Das Prinzip der Stegreif-Ausstellung (das Budget lag laut Hesse bei null) ist einfach: Jede Kuratorin stellt fünf Objekte zu einem „Aspekt“ ihres Arbeitsalltags aus. Bei Hesse sind dies Behältnismöbel, also kostbar verzierte Kästchen, Kassetten und Schachteln, von denen das MAKK deutlich mehr besitzt, als es selbst der langjährigen Direktorin bewusst gewesen war. Mit einem solchen Bestand könne man in Zukunft durchaus renommieren, glaubt Hesse, ein vom Land NRW gefördertes Forschungsvolontariat soll nähere Aufschlüsse bringen.

Peter Flötners Stammväter der Deutschen sind eine kleine Sensation

Romana Rebbelmund nahm einige Gemälde und Objekte näher in den Blick, die seit den 1920er Jahren nicht mehr wissenschaftlich erforscht wurden. Eine schöne „Geburt Christi“ ordnete sie dem Umkreis Martin Schongauers zu und ein aus Lindenholz geschnitzter Erzengel mit Flammenschwert dem des Bildhauers Johann Baptist Straub. Eine Rarität sind die trompetenfüßigen Stangengläser, die Josef Maria Olbrich für das Eckhaus der „Dreihäusergruppe“ in der Darmstädter Künstlerkolonie Mathildenhöhe entwarf, und eine kleine Sensation die vollständigen „13 Stammväter der Deutschen“, eine Bleiplakettenreihe des Nürnberger Baumeisters, Goldschmieds und Medailleurs Peter Flötner (1490-1546). Auf die historische Belastbarkeit der germanischen Ahnenreihe (von Tuiscon und Mannus bis Arminius und Karl V.) sollte man nicht allzu viel geben; aber selbst in Nürnberg haben sie laut Rebbelmund nicht den vollständigen Satz.
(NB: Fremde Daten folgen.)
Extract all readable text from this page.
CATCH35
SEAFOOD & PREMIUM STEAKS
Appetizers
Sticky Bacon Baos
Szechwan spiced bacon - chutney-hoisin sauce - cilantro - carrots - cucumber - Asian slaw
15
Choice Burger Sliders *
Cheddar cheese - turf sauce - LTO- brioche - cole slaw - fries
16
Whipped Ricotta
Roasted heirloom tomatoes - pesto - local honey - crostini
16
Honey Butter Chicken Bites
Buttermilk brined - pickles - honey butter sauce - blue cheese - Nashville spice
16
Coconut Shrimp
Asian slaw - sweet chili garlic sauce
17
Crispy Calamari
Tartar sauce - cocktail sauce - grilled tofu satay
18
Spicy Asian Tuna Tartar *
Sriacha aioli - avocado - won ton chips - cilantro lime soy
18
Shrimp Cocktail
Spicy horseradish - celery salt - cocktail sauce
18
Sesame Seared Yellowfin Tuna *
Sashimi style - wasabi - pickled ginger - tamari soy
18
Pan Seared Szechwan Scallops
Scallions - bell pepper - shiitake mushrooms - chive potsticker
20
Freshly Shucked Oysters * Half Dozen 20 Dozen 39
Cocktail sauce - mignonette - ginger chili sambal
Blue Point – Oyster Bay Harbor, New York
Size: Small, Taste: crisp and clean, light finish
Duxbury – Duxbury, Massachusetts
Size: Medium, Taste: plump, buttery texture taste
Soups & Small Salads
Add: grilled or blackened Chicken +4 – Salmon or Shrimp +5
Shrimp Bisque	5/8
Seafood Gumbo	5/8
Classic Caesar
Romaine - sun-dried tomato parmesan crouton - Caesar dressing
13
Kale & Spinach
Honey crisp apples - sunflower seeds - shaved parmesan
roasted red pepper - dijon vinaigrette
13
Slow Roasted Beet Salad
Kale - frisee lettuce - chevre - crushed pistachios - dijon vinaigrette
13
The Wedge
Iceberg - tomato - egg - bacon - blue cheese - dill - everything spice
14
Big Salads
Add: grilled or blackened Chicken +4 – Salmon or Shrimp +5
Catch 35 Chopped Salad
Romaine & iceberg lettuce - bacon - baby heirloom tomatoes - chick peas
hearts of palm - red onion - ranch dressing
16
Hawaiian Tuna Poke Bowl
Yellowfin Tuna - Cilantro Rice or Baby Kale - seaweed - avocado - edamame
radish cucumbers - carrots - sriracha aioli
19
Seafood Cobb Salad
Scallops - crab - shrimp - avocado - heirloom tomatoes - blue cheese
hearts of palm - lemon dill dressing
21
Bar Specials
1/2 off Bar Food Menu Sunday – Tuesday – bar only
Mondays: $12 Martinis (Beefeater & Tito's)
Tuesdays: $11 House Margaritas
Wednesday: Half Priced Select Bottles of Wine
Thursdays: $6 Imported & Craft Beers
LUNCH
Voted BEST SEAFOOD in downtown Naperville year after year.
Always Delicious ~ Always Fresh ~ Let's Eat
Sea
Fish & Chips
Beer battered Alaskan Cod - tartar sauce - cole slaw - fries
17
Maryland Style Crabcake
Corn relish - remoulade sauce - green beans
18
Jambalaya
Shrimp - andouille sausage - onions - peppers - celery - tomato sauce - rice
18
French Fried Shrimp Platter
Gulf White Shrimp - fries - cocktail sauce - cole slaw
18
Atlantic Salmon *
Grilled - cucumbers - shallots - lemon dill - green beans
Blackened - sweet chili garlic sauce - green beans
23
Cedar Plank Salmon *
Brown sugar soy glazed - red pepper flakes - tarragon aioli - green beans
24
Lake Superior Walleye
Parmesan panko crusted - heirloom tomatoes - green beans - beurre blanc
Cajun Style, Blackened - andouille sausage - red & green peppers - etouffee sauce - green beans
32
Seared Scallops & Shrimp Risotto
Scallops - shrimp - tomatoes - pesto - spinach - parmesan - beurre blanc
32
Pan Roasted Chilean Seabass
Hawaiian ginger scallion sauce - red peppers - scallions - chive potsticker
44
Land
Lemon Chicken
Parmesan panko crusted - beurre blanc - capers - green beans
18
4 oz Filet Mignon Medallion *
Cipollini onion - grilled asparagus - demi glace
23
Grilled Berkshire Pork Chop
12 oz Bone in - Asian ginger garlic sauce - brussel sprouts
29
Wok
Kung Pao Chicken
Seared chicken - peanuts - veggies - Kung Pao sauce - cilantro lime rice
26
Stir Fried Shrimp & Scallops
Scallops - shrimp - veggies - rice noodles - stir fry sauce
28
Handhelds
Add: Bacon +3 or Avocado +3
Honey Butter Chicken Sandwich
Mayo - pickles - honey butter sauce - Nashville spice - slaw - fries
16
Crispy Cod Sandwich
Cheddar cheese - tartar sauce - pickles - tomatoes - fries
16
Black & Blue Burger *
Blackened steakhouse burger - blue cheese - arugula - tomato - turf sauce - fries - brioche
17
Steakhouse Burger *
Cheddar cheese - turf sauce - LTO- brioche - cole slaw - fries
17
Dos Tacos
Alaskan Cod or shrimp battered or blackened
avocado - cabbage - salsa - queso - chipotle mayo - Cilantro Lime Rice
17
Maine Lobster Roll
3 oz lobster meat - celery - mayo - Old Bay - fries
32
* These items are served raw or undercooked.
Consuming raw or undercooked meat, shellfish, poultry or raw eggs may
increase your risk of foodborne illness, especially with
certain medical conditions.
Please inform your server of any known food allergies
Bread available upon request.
Die Schau ähnelt einem Schnelldurchgang durch die Historische Sammlung, aber einem, in dem das einzelne Objekt mehr Raum und Aufmerksamkeit erhält. Auch ein feuervergoldeter Messergriffbeschlag sonnt sich nun im Licht des musealen Ruhms, das sonst eher einer Clara vorbehalten war, oder auch die Druckgrafik einer ungiftigen Wampum-Schlange von den Bahamas. Nach so viel Kunstfertigkeit steht man am Ende des Parcours etwas verblüfft vor einem eher rustikal zersägten Stoßzahn, der dem Museum von Zollamt übereignet wurde. Die beschlagnahmte Schmuggelware dient als Rohstofflager für die Restaurierungsabteilung des Museums und eröffnet beim Thema Globalisierung noch einmal einen ganz eigenen Aspekt.

„Ausgewählt 1“, Museum für Angewandte Kunst, An der Rechtschule, Köln, Di.-So. 10-18 Uhr. Eintritt frei.